Further to last month’s introductory bit on Radical Atheism, the rubbish new secular belief system we recently made up – a post on Radical Atheism and human suffering.
There’s probably not a god. Life has no big, grand, capitalise-able ‘Meaning’. It’s just physics and biology. Humans are just sacks of chemical reactions. But there’s still right and wrong. And it’s intimately linked to our millennia-spanning pedigree as social animals.
It’s bad to hurt others. It’s good to help others. And it’s bad not to help others when you can help others. Without those basic moral precepts, humanity wouldn’t have survived anywhere near this long. For prehistoric hunter-gatherer societies, hyper-individualism wasn’t an option. You helped each other out, played fairly, shared the spoils equally. Or you died. For 90% of human history, nearly two hundred thousand years, that’s how we lived – millions of years if you count the earlier hominids we evolved from. And it was that social, co-operative lifestyle that the species uniquely adapted to suit. It fundamentally shaped what we are, and what humans need to life emotionally healthy, fulfilling lives.

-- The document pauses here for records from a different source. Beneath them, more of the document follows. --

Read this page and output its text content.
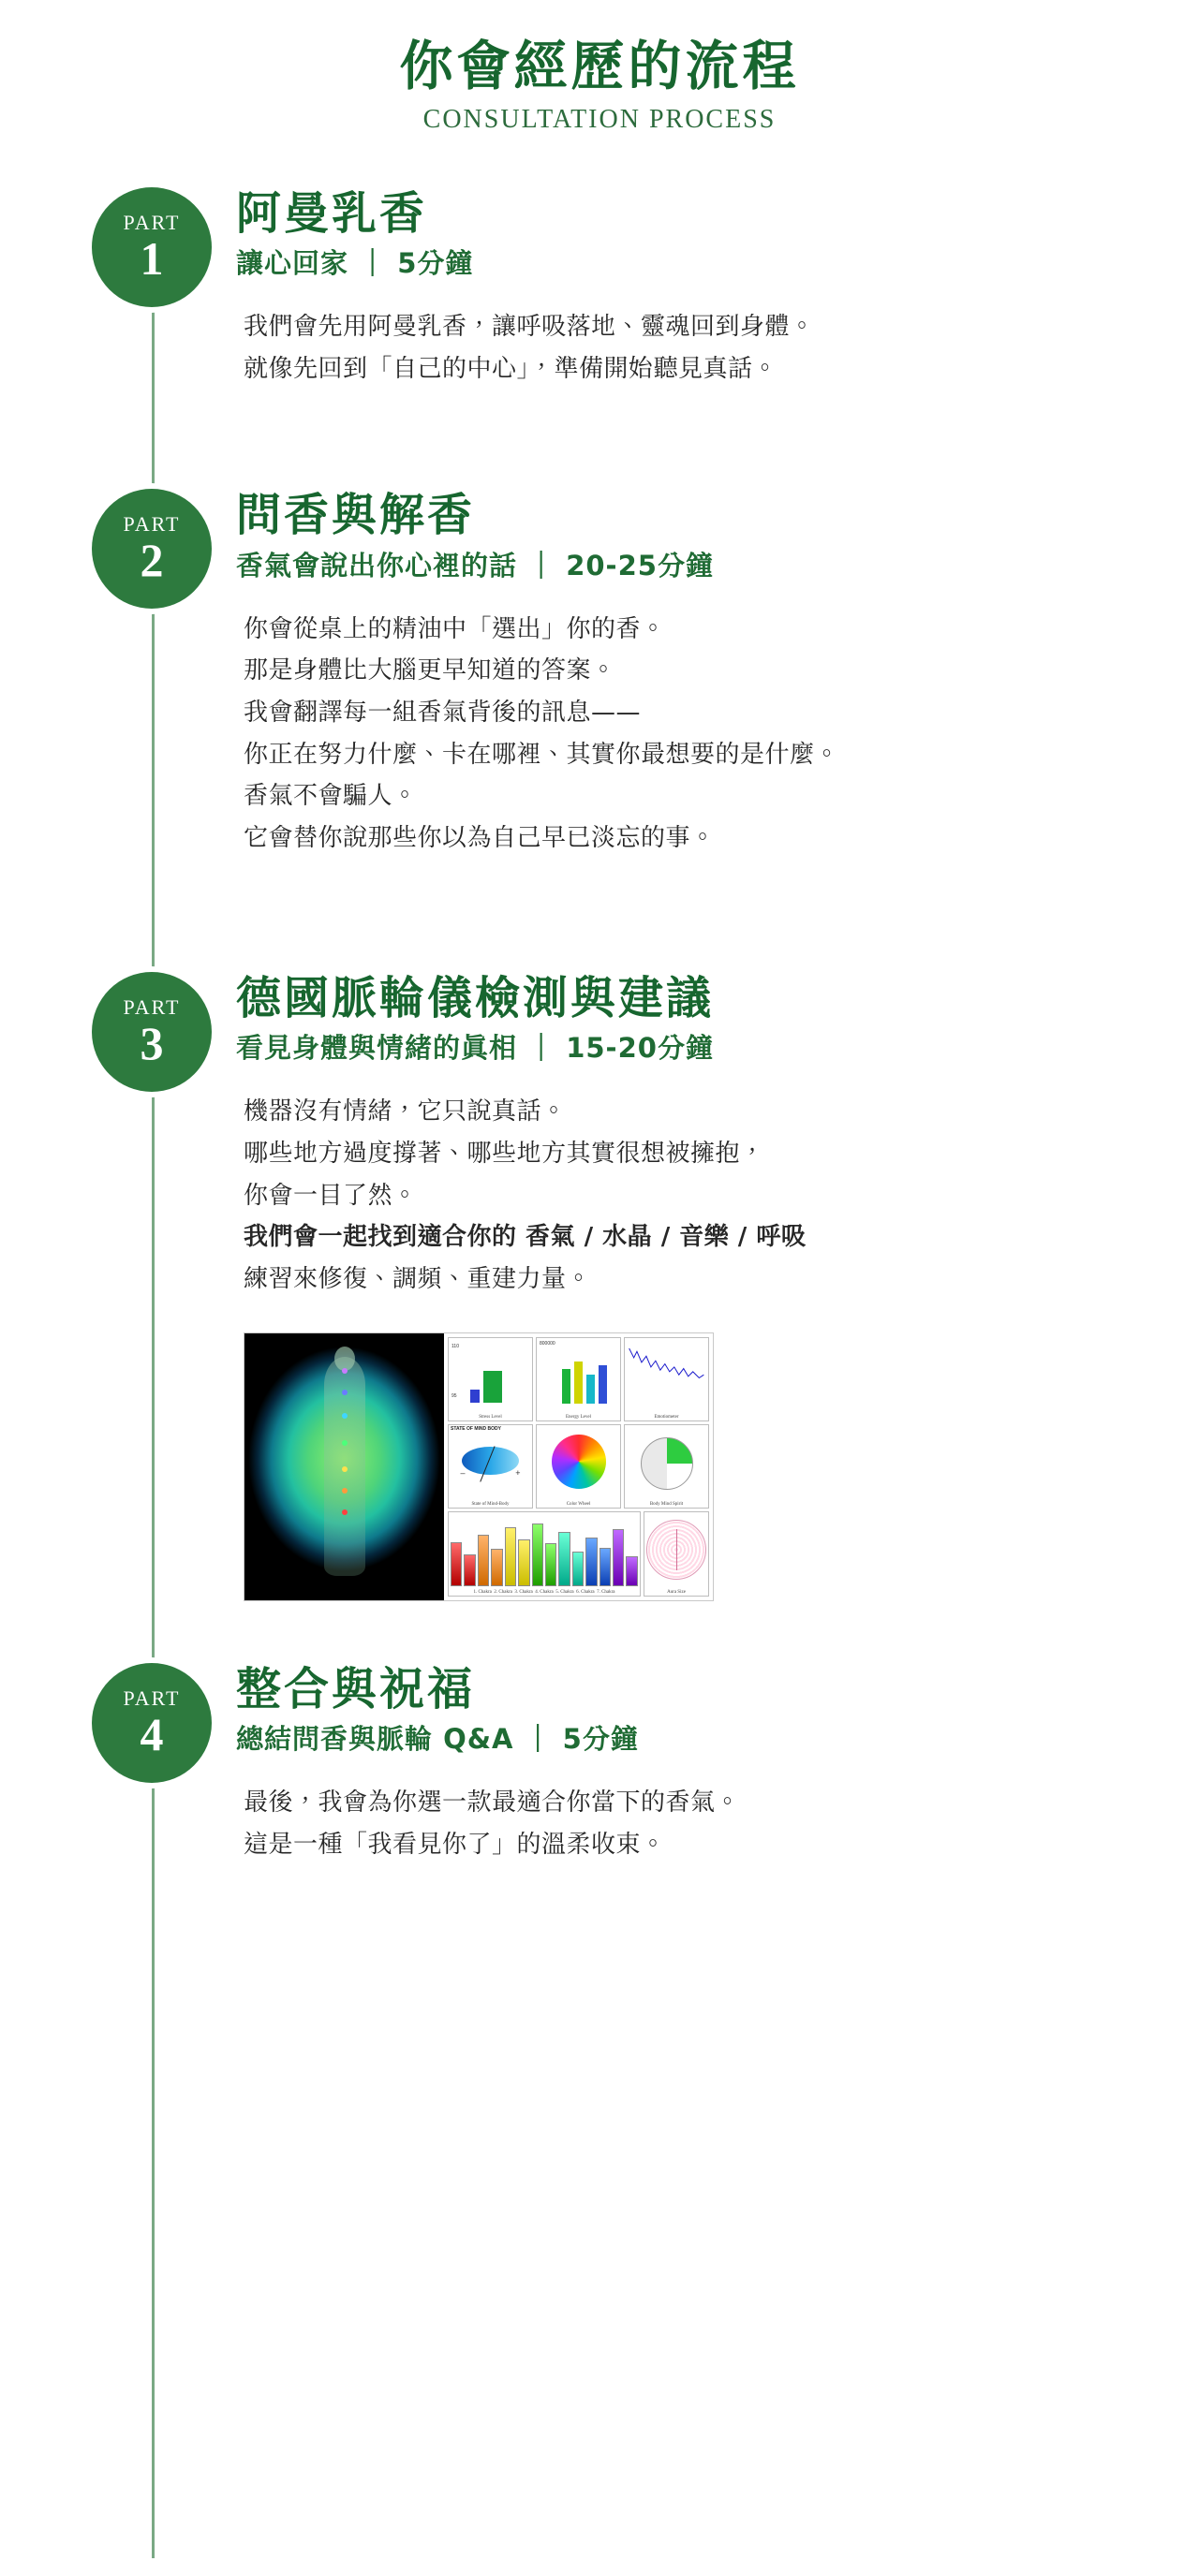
你會經歷的流程
CONSULTATION PROCESS
PART
1
阿曼乳香

讓心回家 ｜ 5分鐘

我們會先用阿曼乳香，讓呼吸落地、靈魂回到身體。
就像先回到「自己的中心」，準備開始聽見真話。
PART
2
問香與解香

香氣會說出你心裡的話 ｜ 20-25分鐘

你會從桌上的精油中「選出」你的香。
那是身體比大腦更早知道的答案。
我會翻譯每一組香氣背後的訊息——
你正在努力什麼、卡在哪裡、其實你最想要的是什麼。
香氣不會騙人。
它會替你說那些你以為自己早已淡忘的事。
PART
3
德國脈輪儀檢測與建議

看見身體與情緒的眞相 ｜ 15-20分鐘

機器沒有情緒，它只說真話。
哪些地方過度撐著、哪些地方其實很想被擁抱，
你會一目了然。
我們會一起找到適合你的 香氣 / 水晶 / 音樂 / 呼吸
練習來修復、調頻、重建力量。
110
95
Stress Level
800000
Energy Level	Emotiometer
STATE OF MIND BODY
–	+
State of Mind-Body	Color Wheel	Body Mind Spirit
1. Chakra  2. Chakra  3. Chakra  4. Chakra  5. Chakra  6. Chakra  7. Chakra	Aura Size
PART
4
整合與祝福

總結問香與脈輪 Q&A ｜ 5分鐘

最後，我會為你選一款最適合你當下的香氣。
這是一種「我看見你了」的溫柔收束。
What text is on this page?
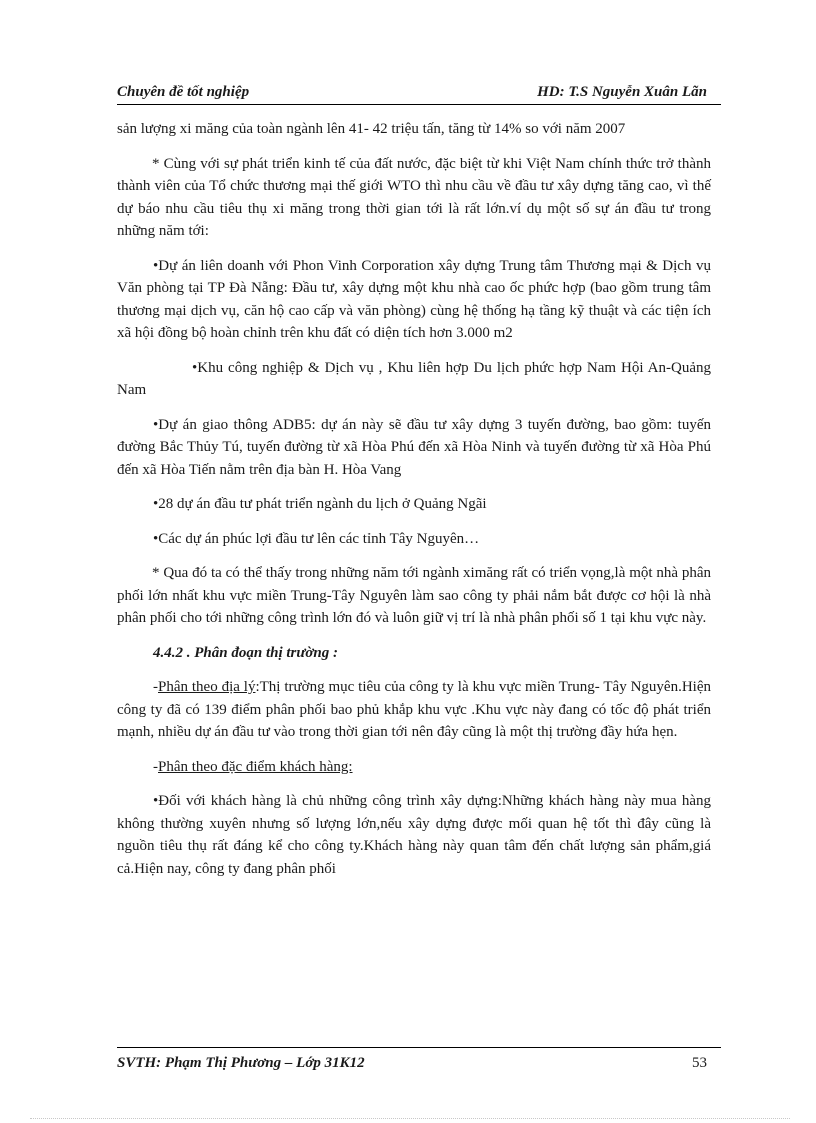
Chuyên đề tốt nghiệp	HD: T.S Nguyễn Xuân Lãn

sản lượng xi măng của toàn ngành lên 41- 42 triệu tấn, tăng từ 14% so với năm 2007

* Cùng với sự phát triển kinh tế của đất nước, đặc biệt từ khi Việt Nam chính thức trở thành thành viên của Tổ chức thương mại thế giới WTO thì nhu cầu về đầu tư xây dựng tăng cao, vì thế dự báo nhu cầu tiêu thụ xi măng trong thời gian tới là rất lớn.ví dụ một số sự án đầu tư trong những năm tới:

•Dự án liên doanh với Phon Vinh Corporation xây dựng Trung tâm Thương mại & Dịch vụ Văn phòng tại TP Đà Nẵng: Đầu tư, xây dựng một khu nhà cao ốc phức hợp (bao gồm trung tâm thương mại dịch vụ, căn hộ cao cấp và văn phòng) cùng hệ thống hạ tầng kỹ thuật và các tiện ích xã hội đồng bộ hoàn chỉnh trên khu đất có diện tích hơn 3.000 m2

•Khu công nghiệp & Dịch vụ , Khu liên hợp Du lịch phức hợp Nam Hội An-Quảng Nam

•Dự án giao thông ADB5: dự án này sẽ đầu tư xây dựng 3 tuyến đường, bao gồm: tuyến đường Bắc Thủy Tú, tuyến đường từ xã Hòa Phú đến xã Hòa Ninh và tuyến đường từ xã Hòa Phú đến xã Hòa Tiến nằm trên địa bàn H. Hòa Vang

•28 dự án đầu tư phát triển ngành du lịch ở Quảng Ngãi

•Các dự án phúc lợi đầu tư lên các tỉnh Tây Nguyên…

* Qua đó ta có thể thấy trong những năm tới ngành ximăng rất có triển vọng,là một nhà phân phối lớn nhất khu vực miền Trung-Tây Nguyên làm sao công ty phải nắm bắt được cơ hội là nhà phân phối cho tới những công trình lớn đó và luôn giữ vị trí là nhà phân phối số 1 tại khu vực này.

4.4.2 . Phân đoạn thị trường :

-Phân theo địa lý:Thị trường mục tiêu của công ty là khu vực miền Trung- Tây Nguyên.Hiện công ty đã có 139 điểm phân phối bao phủ khắp khu vực .Khu vực này đang có tốc độ phát triển mạnh, nhiều dự án đầu tư vào trong thời gian tới nên đây cũng là một thị trường đầy hứa hẹn.

-Phân theo đặc điểm khách hàng:

•Đối với khách hàng là chủ những công trình xây dựng:Những khách hàng này mua hàng không thường xuyên nhưng số lượng lớn,nếu xây dựng được mối quan hệ tốt thì đây cũng là nguồn tiêu thụ rất đáng kể cho công ty.Khách hàng này quan tâm đến chất lượng sản phẩm,giá cả.Hiện nay, công ty đang phân phối

SVTH: Phạm Thị Phương – Lớp 31K12	53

Radical Atheism is about taking that basic morality – and the implications of atheism more generally – to radical conclusions. If it’s got a central, overriding belief, it’s this: that in an incalculably vast, godless, meaningless universe, the only thing left that really matters is human suffering.
In a world excellently equipped to wipe it out, suffering exists everywhere. We live in a state of organised, self-rationalising insanity. Millions starve to death every year on a planet where half of all the food produced is thrown away. Europe’s annual ice cream expenditure would be enough to end extreme poverty. Millionaires exist in a world where billions live on less than a couple of pounds a day. In the richest countries on earth, hundreds of thousands sleep on the streets. Tens of millions give up vast chunks of their one go at being alive to work, too hard, for barely enough to scrape by on, for faceless corporations that don’t care they exist. We eat, buy, and burn too much to try and make ourselves feel a bit better about it all. But ultimately, it’s profoundly, inexpressibly wrong.
That suffering makes a mockery of everything else. Eradicating it should be the world religion – the stated aim of every reasonable human society on the face of the earth. Eliminating suffering that’s preventable. Alleviating suffering that’s not. And doing everything in our power to prevent the emergence of future suffering. If you want a ‘meaning of life’, or a worthy civilisational mission statement, there it is.
As individuals, and as societies, we should see that as an unshakable moral duty. We should think about it every day. But for the vast majority of us, it’s something that’ll never cross our minds. Wallowing in excess, utterly absorbed by the crushingly trivial, we live our lives completely detached from that preventable misery. Our collective indifference invalidates any claim we might have to being civilised. Each and every preventable death is a crime, and the most absolute indictment on our way of life.
Instead, the ultimate aim has to be an entirely different way of structuring societies – one that minimises resource use, material wealth and carbon output, while maximising human wellbeing. There’s no bigger potential source of future suffering than catastrophic climate change, after all.
There needs to be both a comfortable minimum standard of living guaranteed to everyone alive, but also an affluence ceiling that no-one’s allowed to rise above. And the gap between the two needs to be narrow. Poverty should be abolished, and so should living to such excess that you threaten the ecosystem, and, by extension, the continued existence of the species.
Economics needs to return to what it was originally designed for – meeting human needs within the planet’s material limitations, rather than enriching the already-unsustainably wealthy. ‘Growth’ has long since stopped having any relationship to the wellbeing of the vast majority. It needs to be abandoned, along with socially useless sectors of the economy – advertising, cosmetics, the juggernaut film and gaming industries etc – to radically shrink our ecological impact, and make advanced societies sustainable again.
To climactically cram in a Gandhi quote – the overriding objective should be to ‘live simply, so that others may simply live’.